The Boston Consulting Group has been hired by US-based bank Comerica to run a strategic review of its expenses and to identify areas of revenue expansion. The bank has in recent years seen a number of bad loans hit its books, with many investors keen to see a sale of the bank – which may be on the cards, as recently hinted by the CEO, would a buyer be found.
Comerica was founded in 1849 and is today headquartered in Dallas, Texas. The financial services company offers three key financial services through its major businesses: wholesale banking, retail banking and wealth management. As of March 2016, Comerica reported total assets of $69 billion.
In recent years Comerica has found itself in increasing distress as a number of bad loans and high costs have begun to affect its balance sheet. In a bid to rein in costs, as well as explore new avenues for revenue growth, the bank’s Chairman and CEO, Ralph Babb, has called in the Boston Consulting Group, a global management consulting firm.
The Boston Consulting Group will run a broad-based review of costs and new business opportunities, to identify where savings and revenue growth can be realised. The work from BCG may in part be aimed at streamlining the company for a possible sale in the near future. Babb has hinted at the possibility of a sale for some time. The sale may be difficult to achieve, however, with reportedly few prospective buyers available for one of the US’ largest banks. Analysts suggest that the bank is currently trading at around book value – thus a relatively good deal compared to rivals that are trading at around 1.3x their book values, were a buyer to step forward.

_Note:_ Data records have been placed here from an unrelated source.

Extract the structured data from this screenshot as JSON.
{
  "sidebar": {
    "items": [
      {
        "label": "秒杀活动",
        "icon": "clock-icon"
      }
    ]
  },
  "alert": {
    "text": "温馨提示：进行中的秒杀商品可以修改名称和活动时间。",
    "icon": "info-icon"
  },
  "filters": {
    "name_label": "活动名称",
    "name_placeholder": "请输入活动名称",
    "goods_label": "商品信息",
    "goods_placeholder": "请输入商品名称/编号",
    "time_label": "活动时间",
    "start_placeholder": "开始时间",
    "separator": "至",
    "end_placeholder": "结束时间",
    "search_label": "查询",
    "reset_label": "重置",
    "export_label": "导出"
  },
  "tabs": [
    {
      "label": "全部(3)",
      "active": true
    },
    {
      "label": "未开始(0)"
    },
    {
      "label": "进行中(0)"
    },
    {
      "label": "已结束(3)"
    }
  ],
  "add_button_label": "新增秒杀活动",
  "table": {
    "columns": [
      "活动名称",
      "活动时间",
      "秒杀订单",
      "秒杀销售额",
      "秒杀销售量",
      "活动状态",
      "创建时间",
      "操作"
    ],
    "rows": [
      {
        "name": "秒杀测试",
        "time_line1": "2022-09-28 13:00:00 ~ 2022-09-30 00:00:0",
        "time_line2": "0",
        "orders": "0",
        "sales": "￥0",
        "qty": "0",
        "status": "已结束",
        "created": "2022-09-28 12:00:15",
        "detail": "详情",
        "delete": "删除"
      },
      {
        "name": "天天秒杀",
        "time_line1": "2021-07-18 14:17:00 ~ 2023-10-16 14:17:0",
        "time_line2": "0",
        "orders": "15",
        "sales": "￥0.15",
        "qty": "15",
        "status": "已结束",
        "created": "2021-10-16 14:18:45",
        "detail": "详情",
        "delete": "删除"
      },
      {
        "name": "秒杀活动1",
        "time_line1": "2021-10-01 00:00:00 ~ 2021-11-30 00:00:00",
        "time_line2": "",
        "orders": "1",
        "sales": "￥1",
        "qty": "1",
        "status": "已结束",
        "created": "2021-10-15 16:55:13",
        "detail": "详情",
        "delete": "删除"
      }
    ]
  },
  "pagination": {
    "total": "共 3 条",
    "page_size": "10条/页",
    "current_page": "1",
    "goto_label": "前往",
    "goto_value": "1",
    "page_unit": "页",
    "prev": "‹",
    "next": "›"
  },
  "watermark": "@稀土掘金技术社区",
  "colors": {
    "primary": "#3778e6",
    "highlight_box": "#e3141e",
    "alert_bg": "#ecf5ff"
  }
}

Recently, bank shareholders were rocked by news that CFO Karen Parkhill was leaving "to pursue other opportunities". David Duprey, formerly an EY partner, who joined Comerica in 2006, has taken over the CFO position. The appointment of Duprey, according to Babb, "will play an important role in driving the future of Comerica and creating value for our shareholders, especially in working with the Boston Consulting Group in its current review of our revenue and expense base.” The management shakeup may, therefore, be in the interest of the bank’s shareholders in the longer-term, rather than a sign that the rats are abandoning a sinking ship.